Home > News > Indians Promise Legal Battle Over Dakota Access Pipeline Approval

Indians Promise Legal Battle Over Dakota Access Pipeline Approval

February 8, 2017

BISMARCK, N.D. (AP) – The Standing Rock Sioux tribe is promising a legal battle after the Army said it’s clearing the way for completion of the Dakota Access oil pipeline.

Tribal attorney Jan Hasselman says the government “will be held accountable in court.” He says the specifics of the tribe’s challenge are being worked out.

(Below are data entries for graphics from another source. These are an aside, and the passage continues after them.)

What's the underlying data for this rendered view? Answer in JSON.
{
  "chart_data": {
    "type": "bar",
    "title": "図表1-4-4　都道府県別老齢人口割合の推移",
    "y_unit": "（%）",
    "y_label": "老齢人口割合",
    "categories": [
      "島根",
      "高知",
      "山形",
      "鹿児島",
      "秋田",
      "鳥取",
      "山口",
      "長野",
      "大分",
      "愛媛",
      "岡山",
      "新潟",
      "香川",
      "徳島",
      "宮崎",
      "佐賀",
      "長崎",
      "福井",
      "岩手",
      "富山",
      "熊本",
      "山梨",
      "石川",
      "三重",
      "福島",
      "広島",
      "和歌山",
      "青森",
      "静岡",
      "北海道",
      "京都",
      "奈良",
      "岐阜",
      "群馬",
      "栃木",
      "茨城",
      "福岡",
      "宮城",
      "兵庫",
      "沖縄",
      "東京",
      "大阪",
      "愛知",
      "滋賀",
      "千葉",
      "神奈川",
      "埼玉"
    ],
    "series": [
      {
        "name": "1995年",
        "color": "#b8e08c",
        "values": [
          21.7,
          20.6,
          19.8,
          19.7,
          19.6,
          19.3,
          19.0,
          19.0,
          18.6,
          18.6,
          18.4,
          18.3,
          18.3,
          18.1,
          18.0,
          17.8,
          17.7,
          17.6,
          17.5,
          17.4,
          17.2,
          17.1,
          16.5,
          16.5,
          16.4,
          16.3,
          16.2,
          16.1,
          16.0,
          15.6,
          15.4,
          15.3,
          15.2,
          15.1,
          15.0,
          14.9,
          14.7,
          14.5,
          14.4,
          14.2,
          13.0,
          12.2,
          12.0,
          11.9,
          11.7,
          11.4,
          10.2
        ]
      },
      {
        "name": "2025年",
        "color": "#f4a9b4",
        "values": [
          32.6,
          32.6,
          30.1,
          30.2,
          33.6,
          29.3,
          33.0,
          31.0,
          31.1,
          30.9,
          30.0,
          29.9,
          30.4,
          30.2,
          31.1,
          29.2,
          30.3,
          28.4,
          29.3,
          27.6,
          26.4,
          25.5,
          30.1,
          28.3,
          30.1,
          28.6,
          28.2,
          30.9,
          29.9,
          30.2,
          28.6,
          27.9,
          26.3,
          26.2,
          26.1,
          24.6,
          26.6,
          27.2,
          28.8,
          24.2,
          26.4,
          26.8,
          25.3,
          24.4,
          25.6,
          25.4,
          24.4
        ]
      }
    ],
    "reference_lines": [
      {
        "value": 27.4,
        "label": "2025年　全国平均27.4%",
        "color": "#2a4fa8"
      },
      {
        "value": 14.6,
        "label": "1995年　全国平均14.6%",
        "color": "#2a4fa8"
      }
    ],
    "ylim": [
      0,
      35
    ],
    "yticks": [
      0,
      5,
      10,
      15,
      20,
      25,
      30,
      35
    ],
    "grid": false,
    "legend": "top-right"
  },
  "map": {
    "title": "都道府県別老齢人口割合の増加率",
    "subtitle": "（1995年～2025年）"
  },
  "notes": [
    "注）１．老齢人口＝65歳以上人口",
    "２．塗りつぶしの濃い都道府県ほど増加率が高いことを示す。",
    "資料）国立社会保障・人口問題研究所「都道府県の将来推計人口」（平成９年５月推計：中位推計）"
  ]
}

The Army has notified Congress that it will allow the $3.8 billion Dakota Access pipeline to cross under a Missouri River reservoir in North Dakota, completing the four-state project to move North Dakota oil to the Patoka Tank Farm in northwest Marion County.

The Justice Department filed court documents Tuesday including letters to members of Congress from Deputy Assistant Army Secretary Paul Cramer. The Army intends to allow the crossing under Lake Oahe as early as Wednesday.

The crossing is the final big chunk of work on the pipeline.

The Standing Rock Sioux tribe worries a pipeline leak could pollute drinking water. It’s promised to continue legal challenges.

Dallas-based pipeline developer Energy Transfer Partners says the pipeline is safe.